Neither the oxygen gas nor sodium chlorate in aqueous solution, even at 100 degrees, should start a fire with your graphite electrode. Graphite requires very high temperatures to ignite.
 

1. What is the purpose of electrolysing sodium chloride using silver or graphite electrodes?

The purpose of electrolysing sodium chloride is to separate the sodium and chloride ions in the solution. This is done by passing an electric current through the solution using either silver or graphite electrodes.

2. Which electrode, silver or graphite, is more efficient for the electrolysis of sodium chloride?

Silver electrodes are more efficient for the electrolysis of sodium chloride. This is because silver is a better conductor of electricity and has a higher surface area, allowing for more efficient ion transfer.

3. What are the products of electrolysis when using silver or graphite electrodes?

When using silver electrodes, the products of electrolysis are silver ions and chloride ions. When using graphite electrodes, the products are chlorine gas and hydrogen gas.

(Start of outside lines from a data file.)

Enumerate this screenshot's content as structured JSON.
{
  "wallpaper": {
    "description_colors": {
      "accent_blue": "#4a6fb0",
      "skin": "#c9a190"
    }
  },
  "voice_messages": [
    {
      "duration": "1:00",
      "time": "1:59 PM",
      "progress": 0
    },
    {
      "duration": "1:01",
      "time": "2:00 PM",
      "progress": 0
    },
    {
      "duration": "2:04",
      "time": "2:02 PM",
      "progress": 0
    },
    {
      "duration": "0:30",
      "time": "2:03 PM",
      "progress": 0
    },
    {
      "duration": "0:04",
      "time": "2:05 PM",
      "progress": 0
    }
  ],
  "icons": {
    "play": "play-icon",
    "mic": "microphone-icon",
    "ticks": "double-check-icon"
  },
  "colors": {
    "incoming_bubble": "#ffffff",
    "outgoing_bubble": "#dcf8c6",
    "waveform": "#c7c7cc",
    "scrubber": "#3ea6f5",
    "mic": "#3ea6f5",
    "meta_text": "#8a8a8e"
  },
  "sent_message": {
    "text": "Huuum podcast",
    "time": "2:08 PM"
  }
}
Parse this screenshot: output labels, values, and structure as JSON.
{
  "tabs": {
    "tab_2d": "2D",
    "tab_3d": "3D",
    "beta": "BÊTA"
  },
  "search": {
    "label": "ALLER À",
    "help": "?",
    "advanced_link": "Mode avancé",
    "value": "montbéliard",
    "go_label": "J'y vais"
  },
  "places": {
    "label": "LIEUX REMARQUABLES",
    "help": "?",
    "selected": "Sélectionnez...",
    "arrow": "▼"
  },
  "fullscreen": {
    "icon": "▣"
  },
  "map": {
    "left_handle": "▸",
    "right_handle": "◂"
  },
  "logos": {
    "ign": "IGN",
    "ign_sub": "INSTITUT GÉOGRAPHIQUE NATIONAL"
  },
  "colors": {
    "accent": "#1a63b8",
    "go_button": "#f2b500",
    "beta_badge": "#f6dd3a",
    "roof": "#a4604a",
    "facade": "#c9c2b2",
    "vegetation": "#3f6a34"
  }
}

4. Can the same amount of electricity be used for both silver and graphite electrodes in the electrolysis of sodium chloride?

No, the same amount of electricity cannot be used for both silver and graphite electrodes. Silver electrodes have a higher conductivity, so they require less electricity to produce the same amount of product compared to graphite electrodes.

5. How do the costs of using silver or graphite electrodes for electrolysis of sodium chloride compare?

Generally, the cost of using silver electrodes is higher than using graphite electrodes. However, the efficiency and effectiveness of silver electrodes may make them a more cost-effective option in the long run.